Köylerden sınıra yani Kobani tarafına doğru ilerledik. Sınıra yakın tepelerde insan yığılmaları göze çarpınca yanlarına gittik. Araç ve motosikletlerine binen sınıra yakın tepelere akın ediyor. Yanlarında getirdikleri dürbünlerle Kobani tarafını gözetliyorlar. 1.5 aydır çatışmaların devam ettiği Kobani`de sınır hattındaki binaların büyük bölümünün yıkıldığı veya büyük zarar gördüğü görüyoruz. Sınır yakın bir tepede oturarak Kobani’yi seyre dalan bir kişi, savaşın uzun süre devam etmesinin verdiği travmadan dolayı konuşmak istemiyor. Ancak mırıldanarak söylediği birçok söz içinde bulunduğu durumu gözler önüne serdi; “Evimiz yerle bir olmuş, şimdi ne yapacağız?” Aslında bu söz, evlerine geri dönme umutlarının yavaş yavaş tükendiğine de işaret ediyordu.

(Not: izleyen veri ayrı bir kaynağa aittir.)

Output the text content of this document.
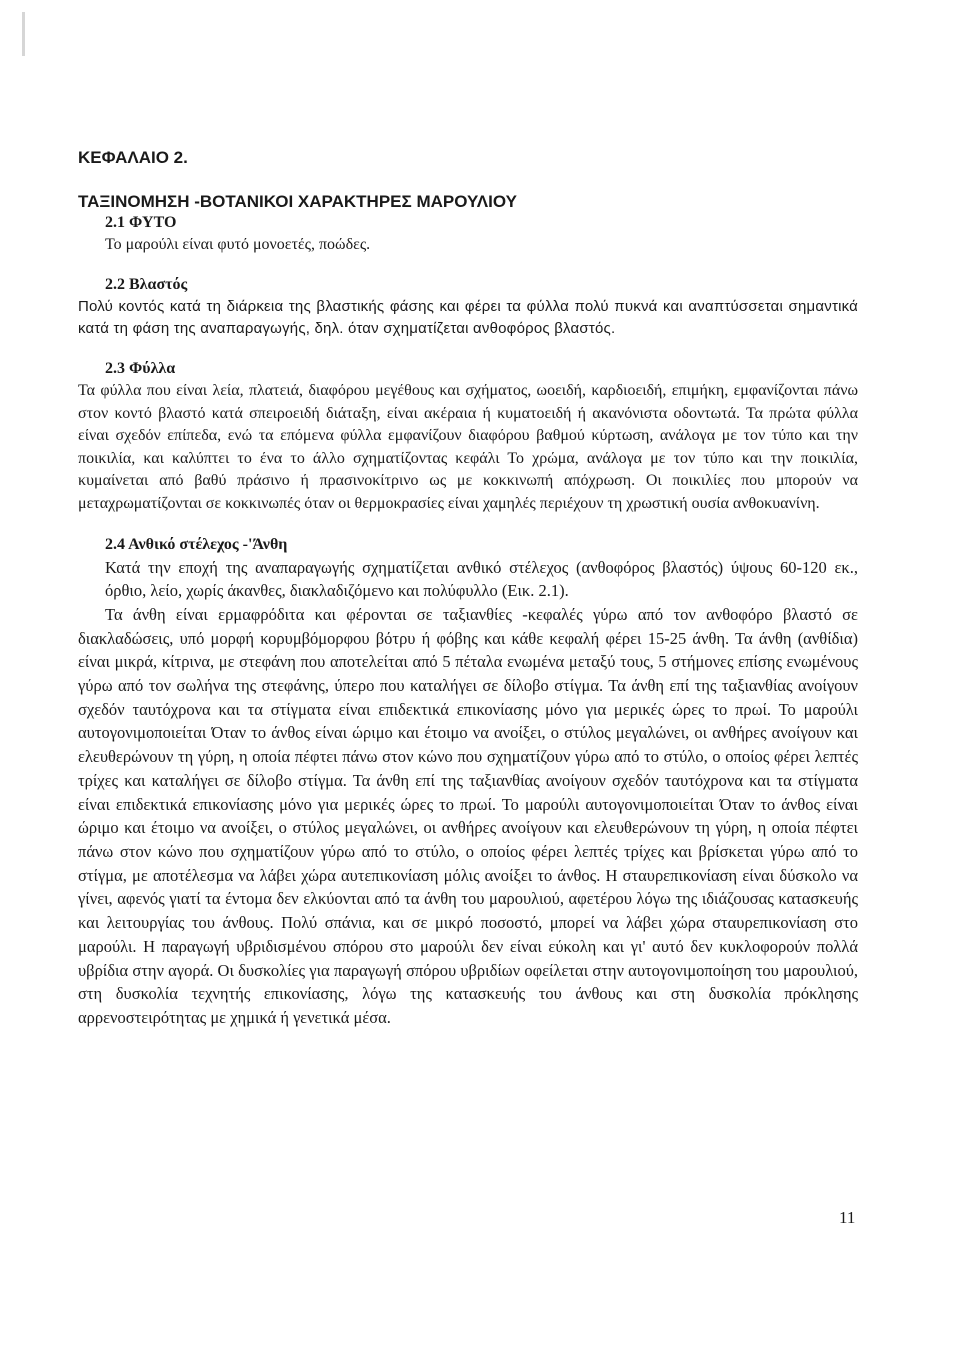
ΚΕΦΑΛΑΙΟ 2.
ΤΑΞΙΝΟΜΗΣΗ -ΒΟΤΑΝΙΚΟΙ ΧΑΡΑΚΤΗΡΕΣ ΜΑΡΟΥΛΙΟΥ
2.1 ΦΥΤΟ

Το μαρούλι είναι φυτό μονοετές, ποώδες.

2.2 Βλαστός

Πολύ κοντός κατά τη διάρκεια της βλαστικής φάσης και φέρει τα φύλλα πολύ πυκνά και αναπτύσσεται σημαντικά κατά τη φάση της αναπαραγωγής, δηλ. όταν σχηματίζεται ανθοφόρος βλαστός.

2.3 Φύλλα

Τα φύλλα που είναι λεία, πλατειά, διαφόρου μεγέθους και σχήματος, ωοειδή, καρδιοειδή, επιμήκη, εμφανίζονται πάνω στον κοντό βλαστό κατά σπειροειδή διάταξη, είναι ακέραια ή κυματοειδή ή ακανόνιστα οδοντωτά. Τα πρώτα φύλλα είναι σχεδόν επίπεδα, ενώ τα επόμενα φύλλα εμφανίζουν διαφόρου βαθμού κύρτωση, ανάλογα με τον τύπο και την ποικιλία, και καλύπτει το ένα το άλλο σχηματίζοντας κεφάλι Το χρώμα, ανάλογα με τον τύπο και την ποικιλία, κυμαίνεται από βαθύ πράσινο ή πρασινοκίτρινο ως με κοκκινωπή απόχρωση. Οι ποικιλίες που μπορούν να μεταχρωματίζονται σε κοκκινωπές όταν οι θερμοκρασίες είναι χαμηλές περιέχουν τη χρωστική ουσία ανθοκυανίνη.

2.4 Ανθικό στέλεχος -'Άνθη

Κατά την εποχή της αναπαραγωγής σχηματίζεται ανθικό στέλεχος (ανθοφόρος βλαστός) ύψους 60-120 εκ., όρθιο, λείο, χωρίς άκανθες, διακλαδιζόμενο και πολύφυλλο (Εικ. 2.1).

Τα άνθη είναι ερμαφρόδιτα και φέρονται σε ταξιανθίες -κεφαλές γύρω από τον ανθοφόρο βλαστό σε διακλαδώσεις, υπό μορφή κορυμβόμορφου βότρυ ή φόβης και κάθε κεφαλή φέρει 15-25 άνθη. Τα άνθη (ανθίδια) είναι μικρά, κίτρινα, με στεφάνη που αποτελείται από 5 πέταλα ενωμένα μεταξύ τους, 5 στήμονες επίσης ενωμένους γύρω από τον σωλήνα της στεφάνης, ύπερο που καταλήγει σε δίλοβο στίγμα. Τα άνθη επί της ταξιανθίας ανοίγουν σχεδόν ταυτόχρονα και τα στίγματα είναι επιδεκτικά επικονίασης μόνο για μερικές ώρες το πρωί. Το μαρούλι αυτογονιμοποιείται Όταν το άνθος είναι ώριμο και έτοιμο να ανοίξει, ο στύλος μεγαλώνει, οι ανθήρες ανοίγουν και ελευθερώνουν τη γύρη, η οποία πέφτει πάνω στον κώνο που σχηματίζουν γύρω από το στύλο, ο οποίος φέρει λεπτές τρίχες και καταλήγει σε δίλοβο στίγμα. Τα άνθη επί της ταξιανθίας ανοίγουν σχεδόν ταυτόχρονα και τα στίγματα είναι επιδεκτικά επικονίασης μόνο για μερικές ώρες το πρωί. Το μαρούλι αυτογονιμοποιείται Όταν το άνθος είναι ώριμο και έτοιμο να ανοίξει, ο στύλος μεγαλώνει, οι ανθήρες ανοίγουν και ελευθερώνουν τη γύρη, η οποία πέφτει πάνω στον κώνο που σχηματίζουν γύρω από το στύλο, ο οποίος φέρει λεπτές τρίχες και βρίσκεται γύρω από το στίγμα, με αποτέλεσμα να λάβει χώρα αυτεπικονίαση μόλις ανοίξει το άνθος. Η σταυρεπικονίαση είναι δύσκολο να γίνει, αφενός γιατί τα έντομα δεν ελκύονται από τα άνθη του μαρουλιού, αφετέρου λόγω της ιδιάζουσας κατασκευής και λειτουργίας του άνθους. Πολύ σπάνια, και σε μικρό ποσοστό, μπορεί να λάβει χώρα σταυρεπικονίαση στο μαρούλι. Η παραγωγή υβριδισμένου σπόρου στο μαρούλι δεν είναι εύκολη και γι' αυτό δεν κυκλοφορούν πολλά υβρίδια στην αγορά. Οι δυσκολίες για παραγωγή σπόρου υβριδίων οφείλεται στην αυτογονιμοποίηση του μαρουλιού, στη δυσκολία τεχνητής επικονίασης, λόγω της κατασκευής του άνθους και στη δυσκολία πρόκλησης αρρενοστειρότητας με χημικά ή γενετικά μέσα.

11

Tam bu sırada Mürşitpınar Sınır Kapısı yakının şiddetli bir patlama sesi geldi. Çok geçmeden IŞİD`in Müşitpınar Sınır Kapısı bölgesine bombalı araçla saldırı düzenlediği öğrendik. Bu saldırıdan birkaç dakika sonra Kabani semalarında ABD öncülüğündeki koalisyon uçakları görüldü. Patlamanın yaşandığı bölgeye yakın bir yeri bombalı ABD uçakları. Büyük gürültüyle patlayan bombanın ardından siyah dumanlar göğe yükseldi. Tepedeki kalabalık ise bir film izler gibi seyre dalmaya devam ettiği etti. Bombardımanın ardından ise şiddetli sokak çatışmaları başladı. Çatışma gece boyunca da devam etti.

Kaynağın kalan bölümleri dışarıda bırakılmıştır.